Farmers are continuing to struggle with the downturn in commodity prices, the latest figures from agricultural charities confirm.

The Royal Agricultural Benevolent Institute (Rabi) said it received 130 new referrals between August and October alone and the Farming Community Network (FCN) also revealed it took on more than 260 new cases last year.

Rabi gave out £1.87m in grants in 2015 to 1,340 individuals and families suffering from financial hardship and nearly £222,000 to help people clear their domestic bills.

See also: Help and advice for farmers facing hardship

Meanwhile, FCN added its new referrals to the 400 cases it already had on its books.

Debt fears

Rob Harris, communications officer at Rabi, said key concerns for people ringing the charity had been debt and budgeting.

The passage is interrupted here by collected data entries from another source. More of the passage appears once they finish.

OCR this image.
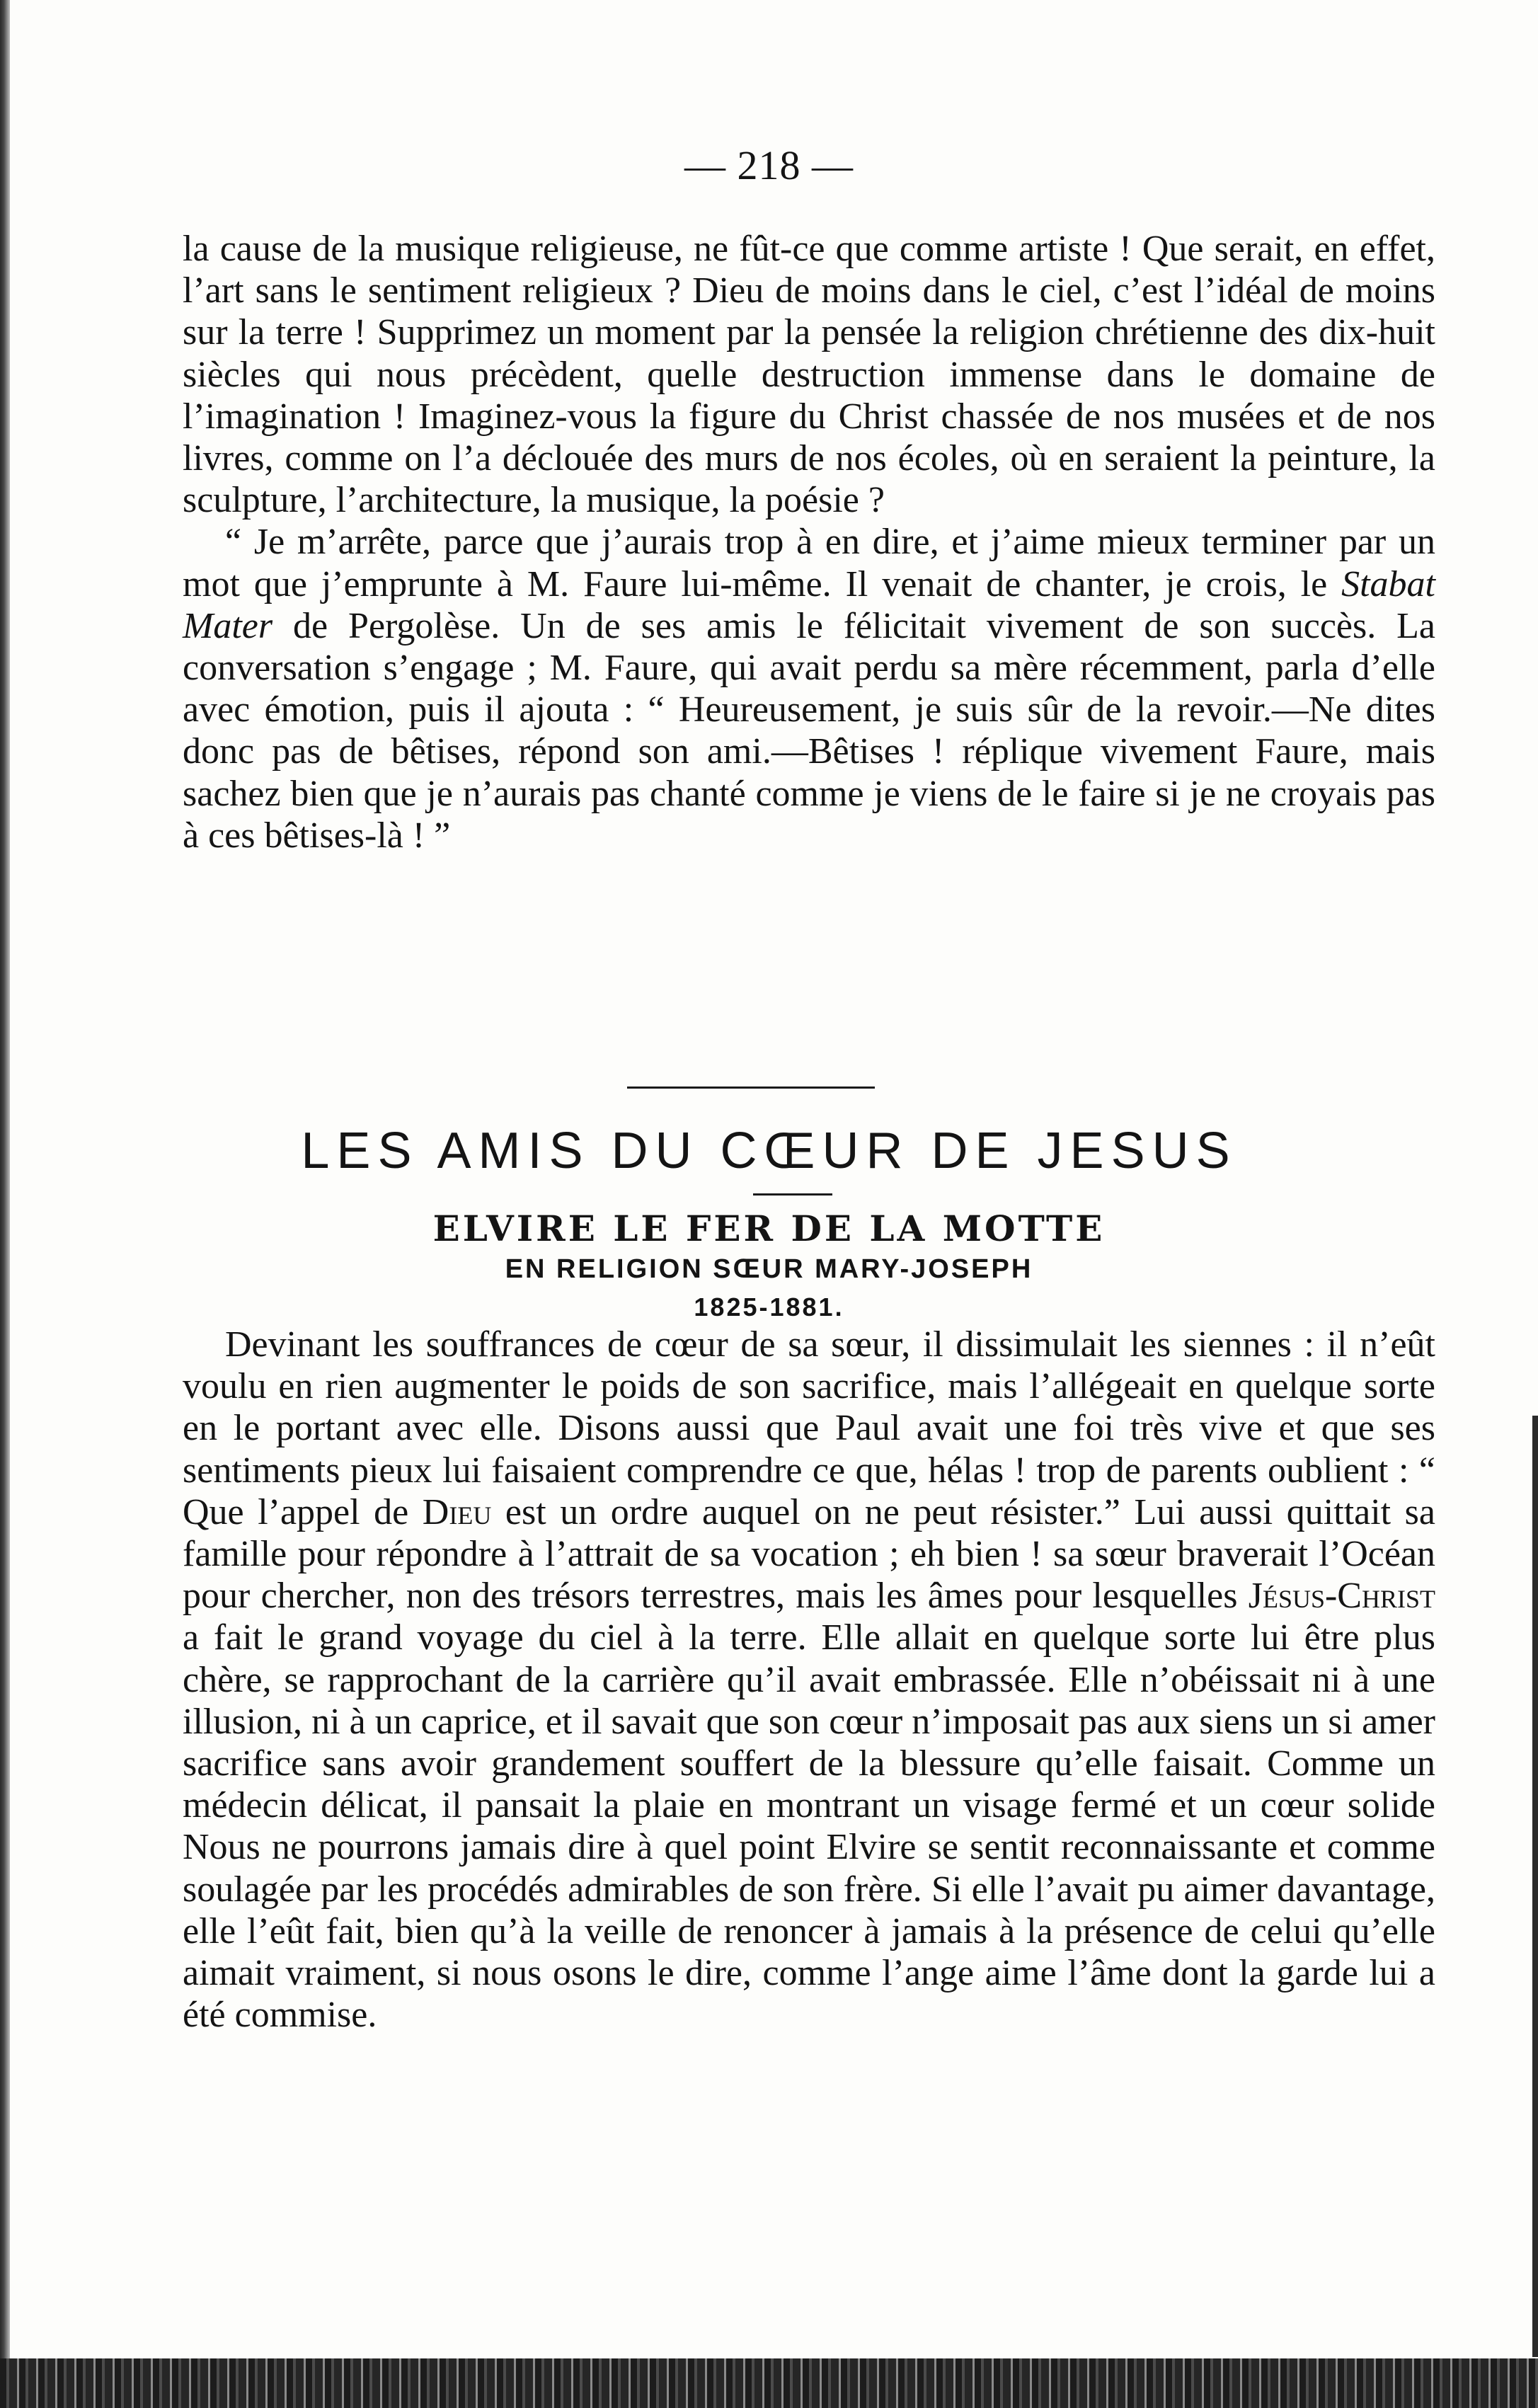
— 218 —

la cause de la musique religieuse, ne fût-ce que comme artiste ! Que serait, en effet, l’art sans le sentiment religieux ? Dieu de moins dans le ciel, c’est l’idéal de moins sur la terre ! Supprimez un moment par la pensée la religion chrétienne des dix-huit siècles qui nous précèdent, quelle destruction immense dans le domaine de l’imagination ! Imaginez-vous la figure du Christ chassée de nos musées et de nos livres, comme on l’a déclouée des murs de nos écoles, où en seraient la peinture, la sculpture, l’architecture, la musique, la poésie ?

“ Je m’arrête, parce que j’aurais trop à en dire, et j’aime mieux terminer par un mot que j’emprunte à M. Faure lui-même. Il venait de chanter, je crois, le Stabat Mater de Pergolèse. Un de ses amis le félicitait vivement de son succès. La conversation s’engage ; M. Faure, qui avait perdu sa mère récemment, parla d’elle avec émotion, puis il ajouta : “ Heureusement, je suis sûr de la revoir.—Ne dites donc pas de bêtises, répond son ami.—Bêtises ! réplique vivement Faure, mais sachez bien que je n’aurais pas chanté comme je viens de le faire si je ne croyais pas à ces bêtises-là ! ”

LES AMIS DU CŒUR DE JESUS
ELVIRE LE FER DE LA MOTTE
EN RELIGION SŒUR MARY-JOSEPH
1825-1881.

Devinant les souffrances de cœur de sa sœur, il dissimulait les siennes : il n’eût voulu en rien augmenter le poids de son sacrifice, mais l’allégeait en quelque sorte en le portant avec elle. Disons aussi que Paul avait une foi très vive et que ses sentiments pieux lui faisaient comprendre ce que, hélas ! trop de parents oublient : “ Que l’appel de Dieu est un ordre auquel on ne peut résister.” Lui aussi quittait sa famille pour répondre à l’attrait de sa vocation ; eh bien ! sa sœur braverait l’Océan pour chercher, non des trésors terrestres, mais les âmes pour lesquelles Jésus-Christ a fait le grand voyage du ciel à la terre. Elle allait en quelque sorte lui être plus chère, se rapprochant de la carrière qu’il avait embrassée. Elle n’obéissait ni à une illusion, ni à un caprice, et il savait que son cœur n’imposait pas aux siens un si amer sacrifice sans avoir grandement souffert de la blessure qu’elle faisait. Comme un médecin délicat, il pansait la plaie en montrant un visage fermé et un cœur solide Nous ne pourrons jamais dire à quel point Elvire se sentit reconnaissante et comme soulagée par les procédés admirables de son frère. Si elle l’avait pu aimer davantage, elle l’eût fait, bien qu’à la veille de renoncer à jamais à la présence de celui qu’elle aimait vraiment, si nous osons le dire, comme l’ange aime l’âme dont la garde lui a été commise.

Housing had also been a big issue, with many rural families affected by government changes to housing allowances and the introduction of the so-called “bedroom tax”.

This had put huge pressure on relationships and Rabi had received many calls from people suffering from relationship breakdowns.

“The strain was showing not only in marriages, but increasingly within business partnerships and between other family members, said Mr Harris.

Ian Bell, chief executive of the Addington Fund, which helps farmers with housing, said there was huge demand for the charity’s service and in October it had helped rehome five families.

Stigma

However, Claire Worden, founder of Young Farmers’ Clubs’ mental health initiative Rural+, said the campaign had been a big success with young farmers but the older generation was still struggling to break the stigma and ask for help.

“Young people are not afraid to talk about [mental health] anymore but from what we’ve seen [the initiative] is having no effect on the older generation.

“If we can get into a position that young people are willing to talk and the older generation are willing to engage slightly then we are on to a winner.”

John Davies, chairman of a new initiative Tir Dewi, which offers support in both English and Welsh, added: “Farmers in need of help are often invisible to us and unwilling to come forward for help.”

He said the initiative, also known as David’s Land, had been set up to address the lack of support available in the Welsh language for the farming community in west Wales.